QO Zone Program Q&A

What is a QO Zone?

A QO Zone is a population census tract that is a low-income community that has been designated as a QO Zone. A designation as a QO Zone remains in effect for 10 years. Over 8,700 QO Zones have been designated and on June 20, 2018, the IRS released a complete list and map of the QO Zones. For a list and map of QO Zones in Missouri, please click here.

What is a QO Fund?

A QO Fund is any investment vehicle that is organized as a corporation or partnership (including a limited liability company treated as a partnership for U.S. federal income tax purposes) for the purpose of investing in qualified opportunity zone property (other than another QO Fund) that holds at least 90% of its assets in qualified opportunity zone property. Qualified opportunity zone property includes any qualified opportunity zone stock (“QO Zone Stock”), qualified opportunity zone partnership interest (a “QO Zone Partnership Interest), or qualified opportunity zone business property (“QO Zone Business Property”).

What is QO Zone Stock and a QO Zone Partnership Interest?

An equity interest in a corporation or partnership will qualify as QO Zone Stock or a QO Zone Partnership Interest if it satisfies three requirements:

  • It must have been acquired at original issuance solely in exchange for cash;
  • At the time the stock or partnership interest was issued, the corporation or partnership was a qualified opportunity zone business (or, in the case of a new entity, was being organized for purposes of being a qualified opportunity zone business); and
  • During substantially all of the QO Fund’s holding period for such stock or partnership interest, such corporation or partnership qualified as a qualified opportunity zone business (“QO Zone Business”).

What is a QO Zone Business?

QO Zone Stock and QO Zone Partnership Interests require a QO Zone Business. A business is a QO Zone Business only if all of the following requirements are satisfied:

  • Substantially all of the tangible property owned or leased by the taxpayer must be QO Zone Business Property.

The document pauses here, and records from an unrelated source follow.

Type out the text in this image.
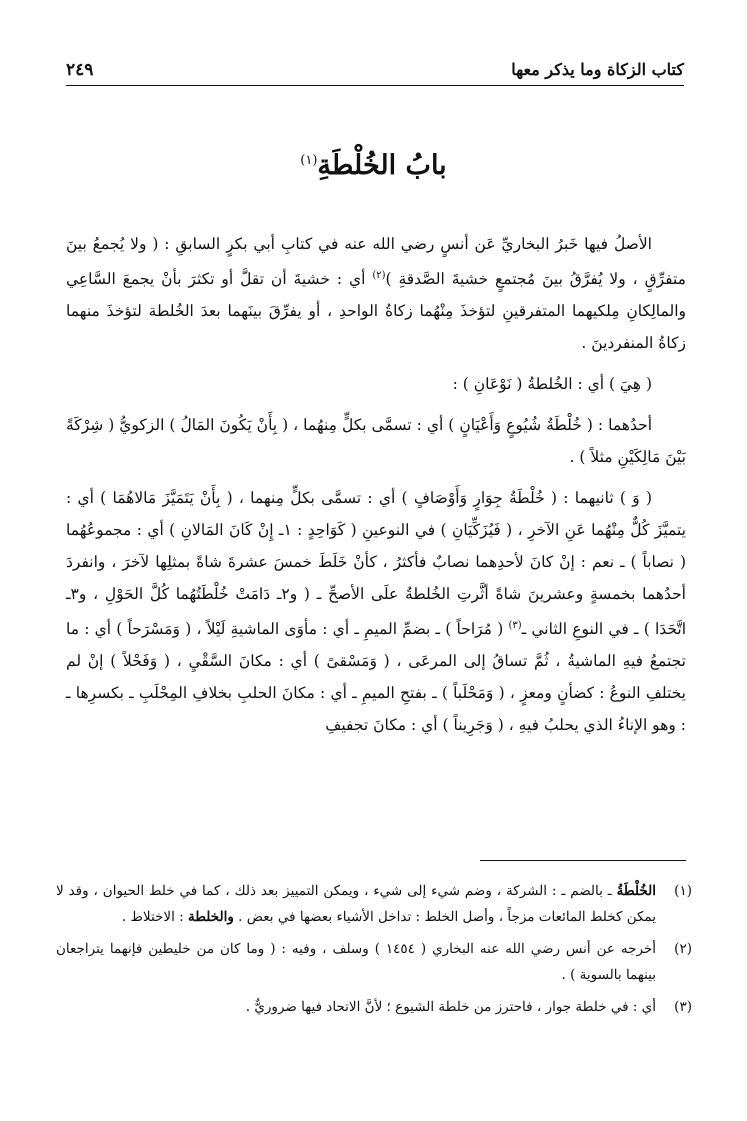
كتاب الزكاة وما يذكر معها
٢٤٩
بابُ الخُلْطَةِ$^{(١)}$

الأصلُ فيها خَبرُ البخاريِّ عَن أنسٍ رضي الله عنه في كتابِ أبي بكرٍ السابقِ : ( ولا يُجمعُ بينَ متفرِّقٍ ، ولا يُفرَّقُ بينَ مُجتمعٍ خشيةَ الصَّدقةِ )$^{(٢)}$ أي : خشيةَ أن تقلَّ أو تكثرَ بأنْ يجمعَ السَّاعِي والمالِكانِ مِلكيهما المتفرقينِ لتؤخذَ مِنْهُما زكاةُ الواحدِ ، أو يفرِّقَ بينَهما بعدَ الخُلطة لتؤخذَ منهما زكاةُ المنفردينَ .

( هِيَ ) أي : الخُلطةُ ( نَوْعَانِ ) :

أحدُهما : ( خُلْطَةُ شُيُوعٍ وَأَعْيَانٍ ) أي : تسمَّى بكلٍّ مِنهُما ، ( بِأَنْ يَكُونَ المَالُ ) الزكويُّ ( شِرْكَةً بَيْنَ مَالِكَيْنِ مثلاً ) .

( وَ ) ثانيهما : ( خُلْطَةُ جِوَارٍ وَأَوْصَافٍ ) أي : تسمَّى بكلٍّ مِنهما ، ( بِأَنْ يَتَمَيَّزَ مَالاهُمَا ) أي : يتميَّزَ كُلٌّ مِنْهُما عَنِ الآخرِ ، ( فَيُزَكِّيَانِ ) في النوعينِ ( كَوَاحِدٍ : ١ـ إِنْ كَانَ المَالانِ ) أي : مجموعُهُما ( نصاباً ) ـ نعم : إنْ كانَ لأحدِهما نصابٌ فأكثرُ ، كأنْ خَلَطَ خمسَ عشرةَ شاةً بمثلِها لآخرَ ، وانفردَ أحدُهما بخمسةٍ وعشرينَ شاةً أثَّرتِ الخُلطةُ علَى الأصحِّ ـ ( و٢ـ دَامَتْ خُلْطَتُهُما كُلَّ الحَوْلِ ، و٣ـ اتَّحَدَا ) ـ في النوعِ الثاني ـ$^{(٣)}$ ( مُرَاحاً ) ـ بضمِّ الميمِ ـ أي : مأوَى الماشيةِ لَيْلاً ، ( وَمَسْرَحاً ) أي : ما تجتمعُ فيهِ الماشيةُ ، ثُمَّ تساقُ إلى المرعَى ، ( وَمَسْقىً ) أي : مكانَ السَّقْيِ ، ( وَفَحْلاً ) إنْ لم يختلفِ النوعُ : كضأنٍ ومعزٍ ، ( وَمَحْلَباً ) ـ بفتحِ الميمِ ـ أي : مكانَ الحلبِ بخلافِ المِحْلَبِ ـ بكسرِها ـ : وهو الإناءُ الذي يحلبُ فيهِ ، ( وَجَرِيناً ) أي : مكانَ تجفيفِ

(١)
الخُلْطَةُ ـ بالضم ـ : الشركة ، وضم شيء إلى شيء ، ويمكن التمييز بعد ذلك ، كما في خلط الحيوان ، وقد لا يمكن كخلط المائعات مزجاً ، وأصل الخلط : تداخل الأشياء بعضها في بعض . والخلطة : الاختلاط .
(٢)
أخرجه عن أنس رضي الله عنه البخاري ( ١٤٥٤ ) وسلف ، وفيه : ( وما كان من خليطين فإنهما يتراجعان بينهما بالسوية ) .
(٣)
أي : في خلطة جوار ، فاحترز من خلطة الشيوع ؛ لأنَّ الاتحاد فيها ضروريٌّ .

QO Zone Business Property is tangible property that satisfies a number of requirements: (i) the property must be acquired by purchase, (ii) the original use of the property in the QO Zone must have commenced with the QO Fund or the QO Fund must have “substantially improved” the property, and (iii) substantially all of the use of such property must be in a QO Zone;
  • At least 50% of the total gross income of the business is derived from the active conduct of such business;
  • A substantial portion of the intangible property of such entity is used in the active conduct of any such business;
  • Less than 5% of the average of the aggregate unadjusted bases of the property of such entity is attributable to nonqualified financial property; and
  • The business cannot be a private or commercial golf course, country club, massage parlor, hot tub facility, suntan facility, racetrack or other facility used for gambling, or any store the principal business of which is the sale of alcoholic beverages for consumption off premises.